“We demand equality and integration in education, affirmative action is the way. … Separate but equal is a lie, affirmative action will not die,” chanted a crowd of more than 900 people yesterday on the Diag, mainly comprised of area high school students.
Supporters of the Coalition to Defend Affirmative Action and Integration and Fight for Equality By Any Means Necessary rallied in the cold for a National Day of Action to maintain and raise further support as the country waits for new developments in the lawsuits challenging the University’s use of race in admissions.
Education senior Agnes Aleobua encouraged the crowd to focus on working together to establish a new civil rights campaign.
“I pledge to spread this movement and to right racism, sexism and anti-gay bigotry,” Aleobua said. “Erase our oppression in this society.”
She said supporters could help by gathering signatures in support of affirmative action, participating in a future march in Washington and organizing their schools, churches, family, friends, communities and society.
The rally’s organizers passed out chants and led the crowd in songs and cheers of support for equality on all levels.
Kim Gandy, president of the National Organization for Women, said, “There must be a greater understanding about why people are standing together in defense of affirmative action.”

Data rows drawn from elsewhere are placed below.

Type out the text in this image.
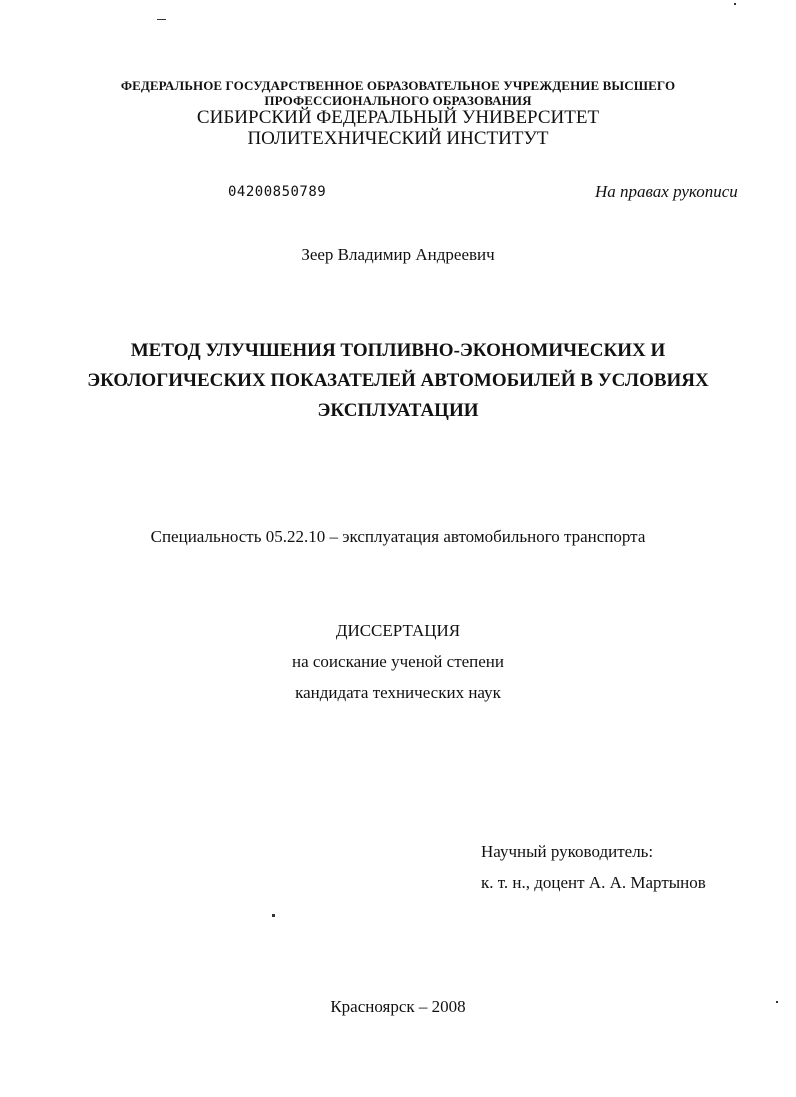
ФЕДЕРАЛЬНОЕ ГОСУДАРСТВЕННОЕ ОБРАЗОВАТЕЛЬНОЕ УЧРЕЖДЕНИЕ ВЫСШЕГО
ПРОФЕССИОНАЛЬНОГО ОБРАЗОВАНИЯ
СИБИРСКИЙ ФЕДЕРАЛЬНЫЙ УНИВЕРСИТЕТ
ПОЛИТЕХНИЧЕСКИЙ ИНСТИТУТ
04200850789	На правах рукописи
Зеер Владимир Андреевич
МЕТОД УЛУЧШЕНИЯ ТОПЛИВНО-ЭКОНОМИЧЕСКИХ И
ЭКОЛОГИЧЕСКИХ ПОКАЗАТЕЛЕЙ АВТОМОБИЛЕЙ В УСЛОВИЯХ
ЭКСПЛУАТАЦИИ
Специальность 05.22.10 – эксплуатация автомобильного транспорта
ДИССЕРТАЦИЯ
на соискание ученой степени
кандидата технических наук
Научный руководитель:
к. т. н., доцент А. А. Мартынов
Красноярск – 2008
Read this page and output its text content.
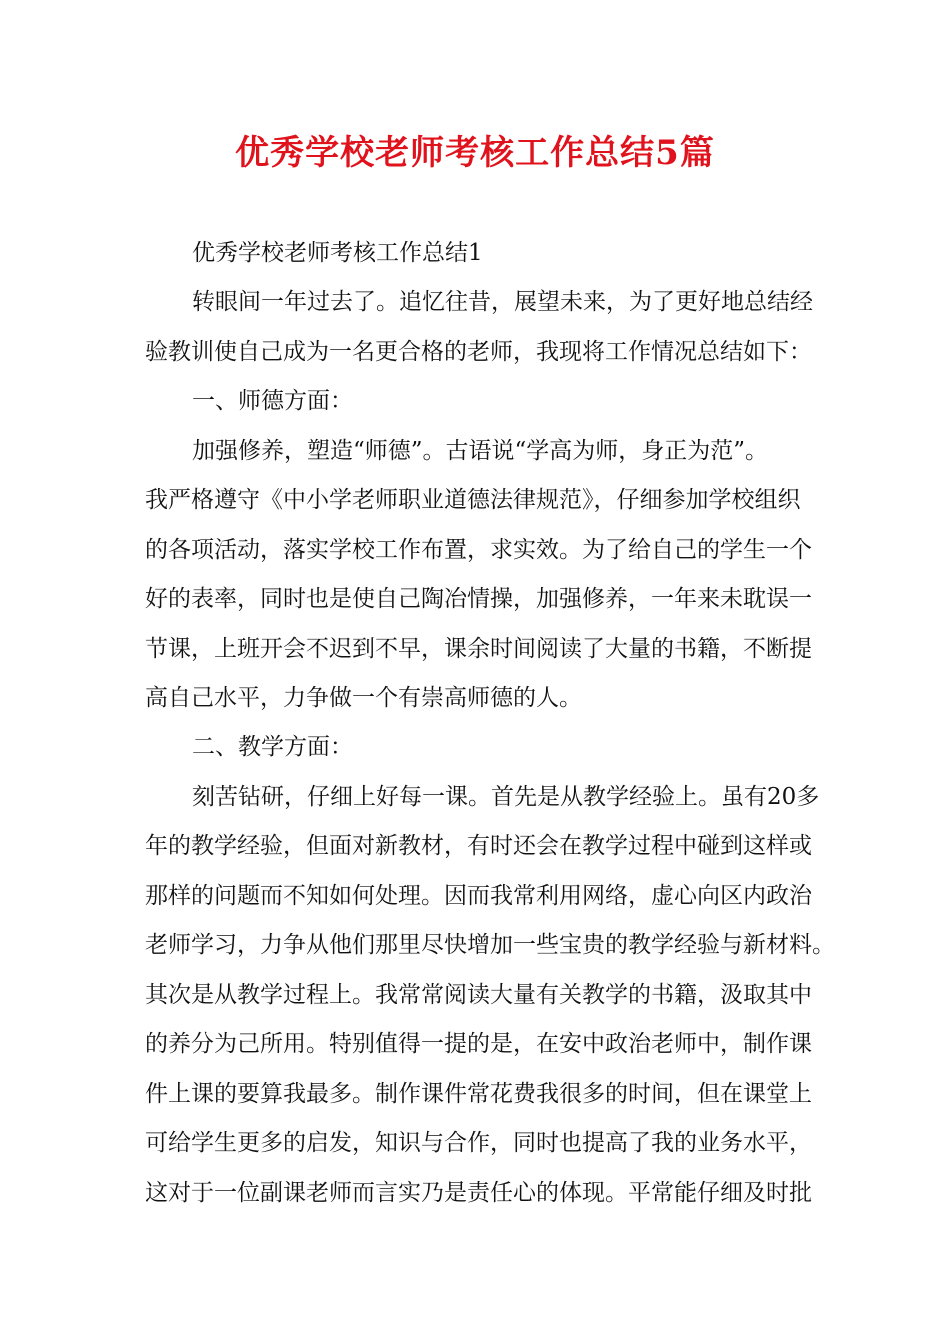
优秀学校老师考核工作总结5篇
优秀学校老师考核工作总结1
转眼间一年过去了。追忆往昔，展望未来，为了更好地总结经
验教训使自己成为一名更合格的老师，我现将工作情况总结如下：
一、师德方面：
加强修养，塑造“师德”。古语说“学高为师，身正为范”。
我严格遵守《中小学老师职业道德法律规范》，仔细参加学校组织
的各项活动，落实学校工作布置，求实效。为了给自己的学生一个
好的表率，同时也是使自己陶冶情操，加强修养，一年来未耽误一
节课，上班开会不迟到不早，课余时间阅读了大量的书籍，不断提
高自己水平，力争做一个有崇高师德的人。
二、教学方面：
刻苦钻研，仔细上好每一课。首先是从教学经验上。虽有20多
年的教学经验，但面对新教材，有时还会在教学过程中碰到这样或
那样的问题而不知如何处理。因而我常利用网络，虚心向区内政治
老师学习，力争从他们那里尽快增加一些宝贵的教学经验与新材料。
其次是从教学过程上。我常常阅读大量有关教学的书籍，汲取其中
的养分为己所用。特别值得一提的是，在安中政治老师中，制作课
件上课的要算我最多。制作课件常花费我很多的时间，但在课堂上
可给学生更多的启发，知识与合作，同时也提高了我的业务水平，
这对于一位副课老师而言实乃是责任心的体现。平常能仔细及时批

“We’ve always had affirmative action – look at Congress,” she said. Gandy said that white males have always shown preference to themselves, which has perpetuated a privileged class.
“It’s time for us to expand those opportunities,” Gandy said. “They don’t seem to mind those other kinds of affirmative action, like the kind that got George W. Bush into Yale. He got into Yale because his daddy went there – it’s called a legacy.”
Liana Mulholland, a tenth grade student at Cass Technical High School in Detroit and a member of her school’s BAMN chapter, was one of hundreds of high school students from local districts that attended the rally.
“Our main thing is, we can get a lot of people out to these events. We’ve never had this many people before,” she said.
Mulholland said she has attended many BAMN sponsored events, including the University Law School’s appeals court case in Cincinnati.
BAMN member Donna Stern, a parent of one of the high school students participating in the rally, said they have been reaching out to high school students and encouraging them to organize with their peers.
“BAMN is very well known at these schools. We’ve been doing presentations in all of the high schools,” she said.
Marcruz Lopez, a sophomore at Cass Tech, said BAMN representatives came to his school.
“This is a time that’s going to change the future and will prevent us from going back to segregation,” he said.
King High School sophomore Shadia Ball admitted coming to the rally excused her from her chemistry and biology classes, but she did recognize the importance of BAMN’s message.